1// Pause before reacting. When something suddenly derails a plan or poses a new challenge, take a moment to pause and reset before reacting. Even if your instinct is to react emotionally, try not to act on that. Take a step back and consider your response before jumping in.
2// Demonstrate optimism. In the face of change, some more risk averse team members will struggle. To prevent that struggle from derailing the entire team, your role as a leader is to maintain optimism and demonstrate the positives that this change might bring with it. Again, if this doesn’t come naturally to you, pause to take a moment to consider the positives so you can lead with optimism.
3// Be self-aware. Part of flexibility is the ability to adapt your leadership style to particular situations. By being self-aware and understanding your own emotions, strengths and weaknesses, you’ll be better able to tailor your personality to the context. Try to focus on recognising the triggers for your own emotions, so that you can adapt your leadership style to help others do the same.
Finally, the big one: emotional self-awareness. This might be the most important leadership trait there is, simply because being aware of your own emotions makes it much easier to develop any other parts of emotional intelligence that might be lacking at the moment.
In the EQ-i 2.0 model, emotional self-awareness falls under the Self-Perception Composite, along with self-regard and self-expression. Without emotional self-awareness, leaders are likely to come across as volatile and unpredictable- and their decisions are likely to be made based almost entirely on their emotional reactions to situations.
On the flip side, leaders with a good level of emotional self-awareness will be able to interrogate their emotions more objectively, enabling them to make decisions that are guided by reality rather than emotions.
Where team members are working with a leader who does have emotional self-awareness, they’re more likely to perceive the leader as rational and reasonable. Those leaders are able to understand their own emotions and the emotions of others around them, which makes them better able to regulate their responses and lead teams objectively rather than subjectively.
Increasing emotional self-awareness as a leader is entirely possible. It’s about interrogating your emotional reactions to situations and beginning to identify patterns and triggers, so that you can better manage those reactions for the sake of your team.
1// Ask for feedback. If you struggle to identify your own emotions and their triggers, be open to feedback from those around you. Particularly during stressful situations, ask your team members for honest feedback about how you handled the situation and whether your reaction could’ve been more effective for your team. By understanding how others perceive your emotional reactions, you’ll be able to start identifying those reactions yourself too.
2// Explore your strengths and weaknesses. Whether it’s through psychological assessment, leadership coaching or self-development activities like journaling, it’s important to recognise what you’re naturally good at and what you’re naturally not so good at - so that you can maximise your strengths and mitigate your weaknesses.
3// Learn to be self-disciplined. Emotionally self-aware leaders are disciplined, in the sense that they’re able to override their natural reactions and practice being more objective in their responses. Learning self-discipline is an ongoing challenge, but building regular habits and developing a sense of resilience will provide good foundations.

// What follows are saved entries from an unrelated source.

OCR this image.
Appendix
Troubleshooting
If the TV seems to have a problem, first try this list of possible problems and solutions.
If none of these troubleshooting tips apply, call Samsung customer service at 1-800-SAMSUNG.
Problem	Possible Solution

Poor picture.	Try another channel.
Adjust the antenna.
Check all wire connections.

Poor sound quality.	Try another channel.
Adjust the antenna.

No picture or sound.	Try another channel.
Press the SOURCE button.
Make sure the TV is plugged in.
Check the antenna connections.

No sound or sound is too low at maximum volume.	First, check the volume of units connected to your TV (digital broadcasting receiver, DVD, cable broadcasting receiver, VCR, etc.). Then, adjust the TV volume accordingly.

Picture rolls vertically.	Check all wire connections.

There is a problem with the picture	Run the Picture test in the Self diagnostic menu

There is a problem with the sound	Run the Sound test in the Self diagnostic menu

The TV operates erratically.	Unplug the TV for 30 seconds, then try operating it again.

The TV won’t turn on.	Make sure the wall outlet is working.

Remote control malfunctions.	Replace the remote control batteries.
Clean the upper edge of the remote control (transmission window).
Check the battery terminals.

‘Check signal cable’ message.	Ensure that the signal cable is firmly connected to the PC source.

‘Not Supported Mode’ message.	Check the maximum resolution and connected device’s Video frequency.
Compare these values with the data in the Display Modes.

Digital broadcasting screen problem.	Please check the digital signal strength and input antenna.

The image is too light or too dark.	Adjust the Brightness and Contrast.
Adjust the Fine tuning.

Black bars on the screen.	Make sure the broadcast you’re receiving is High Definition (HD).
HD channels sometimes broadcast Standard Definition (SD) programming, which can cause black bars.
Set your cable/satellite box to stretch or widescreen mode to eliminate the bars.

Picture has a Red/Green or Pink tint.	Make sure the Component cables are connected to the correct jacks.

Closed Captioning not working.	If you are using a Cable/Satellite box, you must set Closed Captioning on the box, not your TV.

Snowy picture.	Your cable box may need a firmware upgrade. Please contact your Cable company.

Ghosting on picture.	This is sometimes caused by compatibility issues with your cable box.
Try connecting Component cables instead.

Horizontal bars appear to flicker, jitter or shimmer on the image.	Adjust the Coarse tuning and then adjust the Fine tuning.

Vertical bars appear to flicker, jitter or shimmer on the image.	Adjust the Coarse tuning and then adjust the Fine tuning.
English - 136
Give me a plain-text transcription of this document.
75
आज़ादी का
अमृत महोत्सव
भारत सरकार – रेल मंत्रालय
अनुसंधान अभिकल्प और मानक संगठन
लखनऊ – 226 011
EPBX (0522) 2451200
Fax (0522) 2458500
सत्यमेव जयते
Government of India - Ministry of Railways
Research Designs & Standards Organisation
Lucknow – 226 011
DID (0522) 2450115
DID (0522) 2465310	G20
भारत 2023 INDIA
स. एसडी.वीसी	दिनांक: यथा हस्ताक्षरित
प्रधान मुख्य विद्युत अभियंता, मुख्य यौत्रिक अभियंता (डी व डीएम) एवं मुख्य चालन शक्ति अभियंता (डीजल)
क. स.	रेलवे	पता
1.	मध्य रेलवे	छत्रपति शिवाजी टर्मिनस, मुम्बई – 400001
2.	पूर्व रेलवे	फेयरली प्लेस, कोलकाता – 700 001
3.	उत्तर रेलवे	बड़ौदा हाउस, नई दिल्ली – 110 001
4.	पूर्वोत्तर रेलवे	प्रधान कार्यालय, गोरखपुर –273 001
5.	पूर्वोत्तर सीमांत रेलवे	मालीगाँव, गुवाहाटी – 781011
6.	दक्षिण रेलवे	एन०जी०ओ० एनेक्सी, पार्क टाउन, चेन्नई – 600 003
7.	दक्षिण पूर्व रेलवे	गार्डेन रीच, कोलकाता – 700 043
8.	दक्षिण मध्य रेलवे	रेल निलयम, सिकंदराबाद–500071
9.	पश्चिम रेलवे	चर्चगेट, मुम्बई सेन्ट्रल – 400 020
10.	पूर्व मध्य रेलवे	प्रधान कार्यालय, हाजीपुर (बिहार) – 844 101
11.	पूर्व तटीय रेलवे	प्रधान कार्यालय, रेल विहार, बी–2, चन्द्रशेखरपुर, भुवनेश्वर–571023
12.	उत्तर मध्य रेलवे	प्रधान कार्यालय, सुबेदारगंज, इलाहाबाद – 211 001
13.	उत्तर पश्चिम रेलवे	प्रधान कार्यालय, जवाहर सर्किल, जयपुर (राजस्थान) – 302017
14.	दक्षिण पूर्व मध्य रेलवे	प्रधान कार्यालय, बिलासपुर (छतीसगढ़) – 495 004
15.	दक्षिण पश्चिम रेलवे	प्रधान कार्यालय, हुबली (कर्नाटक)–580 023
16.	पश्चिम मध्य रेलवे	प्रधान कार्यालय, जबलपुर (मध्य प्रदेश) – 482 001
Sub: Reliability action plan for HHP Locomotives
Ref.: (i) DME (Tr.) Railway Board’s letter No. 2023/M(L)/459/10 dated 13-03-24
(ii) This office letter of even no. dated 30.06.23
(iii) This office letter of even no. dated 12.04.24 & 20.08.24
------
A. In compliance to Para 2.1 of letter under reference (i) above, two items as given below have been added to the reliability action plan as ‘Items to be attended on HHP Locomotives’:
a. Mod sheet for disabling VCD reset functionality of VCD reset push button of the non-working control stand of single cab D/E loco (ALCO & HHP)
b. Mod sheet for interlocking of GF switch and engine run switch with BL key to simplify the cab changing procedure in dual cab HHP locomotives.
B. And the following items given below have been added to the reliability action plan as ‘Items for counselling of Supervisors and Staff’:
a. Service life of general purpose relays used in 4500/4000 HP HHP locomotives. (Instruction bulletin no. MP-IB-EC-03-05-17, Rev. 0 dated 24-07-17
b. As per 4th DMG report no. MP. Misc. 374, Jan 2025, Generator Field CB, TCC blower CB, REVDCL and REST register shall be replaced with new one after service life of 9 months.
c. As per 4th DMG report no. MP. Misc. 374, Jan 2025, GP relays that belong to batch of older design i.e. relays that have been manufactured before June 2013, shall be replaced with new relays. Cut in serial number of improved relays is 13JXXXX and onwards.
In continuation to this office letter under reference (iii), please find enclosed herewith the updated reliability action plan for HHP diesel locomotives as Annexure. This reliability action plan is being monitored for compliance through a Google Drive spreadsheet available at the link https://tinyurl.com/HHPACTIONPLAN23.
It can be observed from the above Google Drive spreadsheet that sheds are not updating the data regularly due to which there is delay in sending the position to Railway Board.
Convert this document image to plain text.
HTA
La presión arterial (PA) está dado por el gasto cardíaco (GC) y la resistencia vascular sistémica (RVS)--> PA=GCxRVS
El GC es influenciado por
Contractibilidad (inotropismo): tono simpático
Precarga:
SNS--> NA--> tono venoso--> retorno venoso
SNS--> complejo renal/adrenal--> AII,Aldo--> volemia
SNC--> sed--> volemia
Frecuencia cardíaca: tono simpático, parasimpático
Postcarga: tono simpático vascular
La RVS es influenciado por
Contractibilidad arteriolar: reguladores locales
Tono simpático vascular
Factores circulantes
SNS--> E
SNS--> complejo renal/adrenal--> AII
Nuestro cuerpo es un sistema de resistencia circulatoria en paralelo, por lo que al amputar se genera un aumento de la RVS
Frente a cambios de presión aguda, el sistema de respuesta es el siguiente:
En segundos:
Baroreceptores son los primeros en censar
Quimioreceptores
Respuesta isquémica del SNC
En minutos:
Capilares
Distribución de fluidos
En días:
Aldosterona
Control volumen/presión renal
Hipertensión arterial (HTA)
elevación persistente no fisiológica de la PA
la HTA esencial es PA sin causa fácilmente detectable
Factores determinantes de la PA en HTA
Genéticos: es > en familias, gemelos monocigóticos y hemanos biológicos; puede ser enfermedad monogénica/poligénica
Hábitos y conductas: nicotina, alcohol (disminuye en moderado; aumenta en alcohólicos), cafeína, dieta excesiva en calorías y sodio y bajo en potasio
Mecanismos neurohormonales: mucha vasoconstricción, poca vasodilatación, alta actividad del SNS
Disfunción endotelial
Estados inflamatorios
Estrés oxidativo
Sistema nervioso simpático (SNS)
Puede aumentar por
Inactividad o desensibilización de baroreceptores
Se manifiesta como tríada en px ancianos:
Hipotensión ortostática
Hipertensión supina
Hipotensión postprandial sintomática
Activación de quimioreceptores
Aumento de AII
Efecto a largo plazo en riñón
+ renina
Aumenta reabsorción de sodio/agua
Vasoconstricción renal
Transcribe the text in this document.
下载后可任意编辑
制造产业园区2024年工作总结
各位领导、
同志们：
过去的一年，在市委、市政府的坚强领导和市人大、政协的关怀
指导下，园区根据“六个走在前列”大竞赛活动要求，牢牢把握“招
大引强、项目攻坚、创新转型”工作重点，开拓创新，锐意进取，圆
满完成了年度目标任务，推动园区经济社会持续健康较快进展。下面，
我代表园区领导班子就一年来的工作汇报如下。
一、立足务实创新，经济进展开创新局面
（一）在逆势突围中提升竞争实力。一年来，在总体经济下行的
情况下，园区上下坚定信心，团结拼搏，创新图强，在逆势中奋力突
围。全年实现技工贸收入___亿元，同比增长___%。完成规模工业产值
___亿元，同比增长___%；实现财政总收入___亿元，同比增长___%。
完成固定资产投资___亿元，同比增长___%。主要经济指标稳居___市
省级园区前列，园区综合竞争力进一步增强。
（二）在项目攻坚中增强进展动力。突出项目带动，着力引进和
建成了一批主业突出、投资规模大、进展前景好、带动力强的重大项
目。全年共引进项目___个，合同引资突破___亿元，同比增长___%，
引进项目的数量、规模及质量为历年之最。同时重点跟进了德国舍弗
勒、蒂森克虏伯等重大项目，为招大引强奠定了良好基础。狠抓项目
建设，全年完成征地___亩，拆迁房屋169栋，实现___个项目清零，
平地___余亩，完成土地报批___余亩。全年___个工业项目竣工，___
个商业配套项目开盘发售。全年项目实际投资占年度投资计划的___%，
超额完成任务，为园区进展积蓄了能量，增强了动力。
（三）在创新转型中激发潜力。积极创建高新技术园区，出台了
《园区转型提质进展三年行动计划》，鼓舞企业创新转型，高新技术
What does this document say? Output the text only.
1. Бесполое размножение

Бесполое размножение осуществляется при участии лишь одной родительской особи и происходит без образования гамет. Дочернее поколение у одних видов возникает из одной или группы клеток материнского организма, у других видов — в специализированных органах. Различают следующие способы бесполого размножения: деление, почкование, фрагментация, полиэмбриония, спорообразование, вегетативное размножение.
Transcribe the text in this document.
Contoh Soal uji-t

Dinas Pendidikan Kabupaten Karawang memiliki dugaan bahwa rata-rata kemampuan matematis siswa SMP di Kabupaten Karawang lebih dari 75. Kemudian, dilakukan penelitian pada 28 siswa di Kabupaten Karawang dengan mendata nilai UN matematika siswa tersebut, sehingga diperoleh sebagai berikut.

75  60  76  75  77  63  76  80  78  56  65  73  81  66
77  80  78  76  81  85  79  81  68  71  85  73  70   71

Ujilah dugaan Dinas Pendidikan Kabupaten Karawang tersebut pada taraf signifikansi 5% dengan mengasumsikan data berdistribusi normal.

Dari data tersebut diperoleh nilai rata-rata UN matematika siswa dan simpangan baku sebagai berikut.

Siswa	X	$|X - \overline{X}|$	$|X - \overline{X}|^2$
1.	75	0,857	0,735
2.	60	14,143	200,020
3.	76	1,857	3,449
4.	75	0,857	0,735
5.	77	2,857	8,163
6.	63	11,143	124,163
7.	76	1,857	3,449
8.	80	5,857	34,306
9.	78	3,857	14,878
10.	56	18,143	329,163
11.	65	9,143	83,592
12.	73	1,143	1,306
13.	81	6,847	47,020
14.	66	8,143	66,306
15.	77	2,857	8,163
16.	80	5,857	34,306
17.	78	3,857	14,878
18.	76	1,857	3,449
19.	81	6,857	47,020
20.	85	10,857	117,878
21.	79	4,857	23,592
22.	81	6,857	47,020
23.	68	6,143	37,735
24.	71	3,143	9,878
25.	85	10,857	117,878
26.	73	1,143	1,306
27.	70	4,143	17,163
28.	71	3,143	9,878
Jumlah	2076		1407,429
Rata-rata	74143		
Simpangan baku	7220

And that’s it! Obviously, many elements contribute to being an effective leader - but by focusing on these three emotional intelligence elements, leaders and potential leaders will be able to practice more effective management in the workplace.
To maximise leadership potential, using a tool like the EQ-i 2.0 & EQ360 alongside leadership development coaching, team coaching and other psychological tests can help leaders to develop better skills and emotional soft skills too - all of which contribute to being an effective leader, even in the face of change and uncertainty.